NEW YORK -- Al Gore has taken some heat lately for spreading the word about global warming.

First there were the allegations by a conservative group, the day after Gore collected an Oscar for his movie "An Inconvenient Truth," that his Nashville mansion consumes more than 20 times as much electricity as the average American household. Then there were charges that zinc mining on Tennessee property owned by Gore tarnished his environmentalist credentials.

By the time he arrived on Capitol Hill this past week to testify about his signature issue, the barbs Gore's congressional adversaries hurled at him sounded relatively benign.

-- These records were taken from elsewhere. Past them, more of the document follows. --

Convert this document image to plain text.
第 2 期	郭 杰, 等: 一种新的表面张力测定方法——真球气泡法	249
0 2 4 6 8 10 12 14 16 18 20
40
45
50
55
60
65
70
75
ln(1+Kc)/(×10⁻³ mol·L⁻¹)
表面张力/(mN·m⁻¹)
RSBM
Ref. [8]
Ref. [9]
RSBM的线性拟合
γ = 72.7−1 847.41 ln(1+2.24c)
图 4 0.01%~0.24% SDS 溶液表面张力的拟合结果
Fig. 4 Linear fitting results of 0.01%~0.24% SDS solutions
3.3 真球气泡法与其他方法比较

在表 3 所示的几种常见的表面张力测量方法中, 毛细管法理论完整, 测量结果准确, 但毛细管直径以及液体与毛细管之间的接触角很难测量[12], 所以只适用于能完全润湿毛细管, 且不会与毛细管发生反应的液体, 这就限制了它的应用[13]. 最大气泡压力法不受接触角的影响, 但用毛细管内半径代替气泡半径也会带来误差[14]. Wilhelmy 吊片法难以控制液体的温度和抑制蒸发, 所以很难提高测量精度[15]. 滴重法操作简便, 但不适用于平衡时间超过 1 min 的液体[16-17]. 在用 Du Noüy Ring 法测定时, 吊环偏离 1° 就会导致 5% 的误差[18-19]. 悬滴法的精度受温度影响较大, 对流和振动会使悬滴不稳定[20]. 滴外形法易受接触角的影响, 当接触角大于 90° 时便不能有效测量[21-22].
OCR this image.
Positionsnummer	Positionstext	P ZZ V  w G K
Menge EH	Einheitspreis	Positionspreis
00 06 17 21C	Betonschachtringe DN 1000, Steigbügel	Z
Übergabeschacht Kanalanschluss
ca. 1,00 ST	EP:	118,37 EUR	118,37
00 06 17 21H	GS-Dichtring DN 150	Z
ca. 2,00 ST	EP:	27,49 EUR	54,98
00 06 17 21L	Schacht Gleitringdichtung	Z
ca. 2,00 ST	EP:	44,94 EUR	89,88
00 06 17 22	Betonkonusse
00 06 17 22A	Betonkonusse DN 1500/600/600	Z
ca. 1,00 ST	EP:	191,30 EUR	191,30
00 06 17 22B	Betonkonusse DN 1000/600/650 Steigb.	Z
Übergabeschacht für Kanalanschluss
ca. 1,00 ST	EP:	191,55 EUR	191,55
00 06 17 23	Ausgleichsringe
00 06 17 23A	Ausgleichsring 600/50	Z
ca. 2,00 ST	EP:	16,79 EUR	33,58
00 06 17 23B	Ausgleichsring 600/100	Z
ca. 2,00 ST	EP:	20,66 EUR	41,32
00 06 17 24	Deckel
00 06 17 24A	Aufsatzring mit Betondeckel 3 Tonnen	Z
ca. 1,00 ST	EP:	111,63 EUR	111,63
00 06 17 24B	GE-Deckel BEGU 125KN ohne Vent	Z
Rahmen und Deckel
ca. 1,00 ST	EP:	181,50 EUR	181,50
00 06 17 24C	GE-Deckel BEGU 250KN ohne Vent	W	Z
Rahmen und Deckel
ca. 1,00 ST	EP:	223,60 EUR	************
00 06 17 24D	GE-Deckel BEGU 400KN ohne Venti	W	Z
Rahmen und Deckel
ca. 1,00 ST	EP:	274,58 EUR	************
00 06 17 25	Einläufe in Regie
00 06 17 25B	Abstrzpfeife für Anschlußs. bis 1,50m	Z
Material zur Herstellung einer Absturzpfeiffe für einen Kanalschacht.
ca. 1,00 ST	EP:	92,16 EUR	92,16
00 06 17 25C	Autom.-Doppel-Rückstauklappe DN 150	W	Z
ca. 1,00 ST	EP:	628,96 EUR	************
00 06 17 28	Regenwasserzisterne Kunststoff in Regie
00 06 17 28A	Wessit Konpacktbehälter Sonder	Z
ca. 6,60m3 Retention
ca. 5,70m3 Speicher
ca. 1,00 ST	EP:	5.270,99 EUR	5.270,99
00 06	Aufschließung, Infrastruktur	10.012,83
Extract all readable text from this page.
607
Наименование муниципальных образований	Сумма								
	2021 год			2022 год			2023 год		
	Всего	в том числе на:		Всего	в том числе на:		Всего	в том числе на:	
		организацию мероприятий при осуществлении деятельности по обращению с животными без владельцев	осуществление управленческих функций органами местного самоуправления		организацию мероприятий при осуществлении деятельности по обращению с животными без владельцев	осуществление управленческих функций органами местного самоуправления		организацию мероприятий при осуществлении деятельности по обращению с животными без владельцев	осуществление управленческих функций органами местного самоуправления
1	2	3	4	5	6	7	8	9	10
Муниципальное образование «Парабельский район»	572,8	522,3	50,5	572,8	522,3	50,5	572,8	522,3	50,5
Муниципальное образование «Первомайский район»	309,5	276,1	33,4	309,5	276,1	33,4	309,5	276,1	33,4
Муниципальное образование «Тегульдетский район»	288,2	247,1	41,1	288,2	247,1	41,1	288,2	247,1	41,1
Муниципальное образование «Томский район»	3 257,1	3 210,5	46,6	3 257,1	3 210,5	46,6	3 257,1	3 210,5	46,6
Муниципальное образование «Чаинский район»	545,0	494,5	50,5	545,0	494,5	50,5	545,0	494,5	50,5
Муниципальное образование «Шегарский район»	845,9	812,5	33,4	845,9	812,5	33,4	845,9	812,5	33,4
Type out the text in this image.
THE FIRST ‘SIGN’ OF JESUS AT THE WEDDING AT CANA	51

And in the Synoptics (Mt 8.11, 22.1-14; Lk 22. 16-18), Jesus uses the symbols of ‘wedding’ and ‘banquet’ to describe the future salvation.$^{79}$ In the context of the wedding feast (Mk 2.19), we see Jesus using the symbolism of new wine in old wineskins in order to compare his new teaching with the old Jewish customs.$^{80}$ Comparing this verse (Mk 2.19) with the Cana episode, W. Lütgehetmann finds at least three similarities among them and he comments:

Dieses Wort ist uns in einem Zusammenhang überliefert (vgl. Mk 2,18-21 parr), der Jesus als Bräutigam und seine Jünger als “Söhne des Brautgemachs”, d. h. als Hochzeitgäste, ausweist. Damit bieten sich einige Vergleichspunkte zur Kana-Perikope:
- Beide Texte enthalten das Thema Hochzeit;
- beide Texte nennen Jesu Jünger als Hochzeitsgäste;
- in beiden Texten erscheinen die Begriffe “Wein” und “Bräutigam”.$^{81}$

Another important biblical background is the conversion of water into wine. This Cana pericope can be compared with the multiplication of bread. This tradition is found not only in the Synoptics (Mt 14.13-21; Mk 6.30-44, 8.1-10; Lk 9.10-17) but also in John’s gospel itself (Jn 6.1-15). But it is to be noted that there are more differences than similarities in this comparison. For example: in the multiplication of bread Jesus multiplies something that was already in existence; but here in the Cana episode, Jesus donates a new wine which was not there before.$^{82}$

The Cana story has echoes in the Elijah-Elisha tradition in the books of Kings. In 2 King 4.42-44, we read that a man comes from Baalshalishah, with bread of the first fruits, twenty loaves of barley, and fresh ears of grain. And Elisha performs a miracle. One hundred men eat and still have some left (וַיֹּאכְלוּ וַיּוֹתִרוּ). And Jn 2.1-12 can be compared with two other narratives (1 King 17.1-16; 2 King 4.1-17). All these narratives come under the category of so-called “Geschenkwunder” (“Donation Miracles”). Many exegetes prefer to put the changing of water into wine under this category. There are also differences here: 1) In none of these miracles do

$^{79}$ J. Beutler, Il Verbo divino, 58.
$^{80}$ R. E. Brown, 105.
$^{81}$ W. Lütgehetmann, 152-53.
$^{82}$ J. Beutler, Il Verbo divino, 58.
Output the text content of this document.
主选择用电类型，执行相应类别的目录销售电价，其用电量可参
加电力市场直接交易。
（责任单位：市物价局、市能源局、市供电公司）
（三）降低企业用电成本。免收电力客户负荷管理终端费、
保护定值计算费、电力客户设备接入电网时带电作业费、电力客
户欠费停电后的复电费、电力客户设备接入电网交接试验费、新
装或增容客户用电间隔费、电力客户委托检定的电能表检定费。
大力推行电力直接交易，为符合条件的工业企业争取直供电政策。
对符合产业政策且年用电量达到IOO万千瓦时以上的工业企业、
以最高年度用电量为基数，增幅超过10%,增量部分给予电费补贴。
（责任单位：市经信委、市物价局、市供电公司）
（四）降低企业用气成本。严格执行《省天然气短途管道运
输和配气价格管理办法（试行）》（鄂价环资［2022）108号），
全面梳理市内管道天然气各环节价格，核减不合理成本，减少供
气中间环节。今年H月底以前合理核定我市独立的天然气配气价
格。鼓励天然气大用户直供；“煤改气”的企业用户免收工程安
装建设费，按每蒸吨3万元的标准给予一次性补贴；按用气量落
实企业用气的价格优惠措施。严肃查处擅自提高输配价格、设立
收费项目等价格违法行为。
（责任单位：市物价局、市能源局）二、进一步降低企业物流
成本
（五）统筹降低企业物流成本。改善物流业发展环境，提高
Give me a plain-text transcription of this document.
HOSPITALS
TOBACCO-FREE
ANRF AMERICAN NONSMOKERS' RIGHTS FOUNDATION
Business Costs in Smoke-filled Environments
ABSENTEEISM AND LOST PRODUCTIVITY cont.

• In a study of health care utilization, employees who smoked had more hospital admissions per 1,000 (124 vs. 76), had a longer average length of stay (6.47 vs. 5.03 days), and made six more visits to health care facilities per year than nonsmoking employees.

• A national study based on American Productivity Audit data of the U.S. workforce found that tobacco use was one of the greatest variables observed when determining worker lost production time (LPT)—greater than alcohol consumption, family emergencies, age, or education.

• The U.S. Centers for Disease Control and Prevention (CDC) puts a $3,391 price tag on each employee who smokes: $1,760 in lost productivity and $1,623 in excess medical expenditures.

"It seems that everything is blamed on global warming," Republican Sen. James Inhofe of Oklahoma complained. "How come you guys never seem to notice when it gets cold?"

He then confronted Gore with the number of record cold temperatures measured at U.S. weather stations during the month of January. (This would be the same January that was part of the warmest Northern Hemisphere winter on record.)

"We need to be deliberative and careful when we talk about so-called scientific facts," Republican Rep. Joe Barton of Texas lectured, before enumerating a list of things he believed Gore got wrong in the award-winning documentary.

One of the problems Gore, environmentalists and the scientific community have in conveying the seriousness of global warming is that its most severe effects to date have been felt in the polar regions, far from the places where most politicians and their constituents live.

As Gore mentioned on Capitol Hill, in just the last few months a number of scientific studies have documented alarming environmental changes at both poles. The sea ice layer on the Arctic Ocean has shrunk so dramatically that scientists expect it to disappear completely during the summer months by mid-century. Scientists have seen glaciers in Greenland and Antarctica suddenly accelerate, increasing the rate at which they dump icebergs into the sea and contributing to the rise of the world's seas.

As part of an effort to draw attention to the poles, on March 1 the world's scientific community kicked off the International Polar Year, an intensive research effort and public awareness campaign focused on the Arctic and Antarctic.

"We're seeing the poles change faster than we had anticipated, than we as scientists could have imagined," said Robin Bell, a Columbia University geophysicist who chaired the U.S. national committee for the International Polar Year.

A few years ago scientists felt pretty confident that if anything, the polar ice sheets covering Greenland and Antarctica would grow due to global warming. Their calculations indicated that any melting would be more than offset by a warming-induced increase in snowfall over the South Pole.

Minds started changing in February 2002, when scientists watched in amazement as a Rhode Island-sized chunk of floating ice on Antarctica's coast disintegrated into icebergs and simply drifted away. Around the same time they noticed that Greenland's already growing output of ice into the North Atlantic had increased dramatically, doubling over the decade that ended in 2005.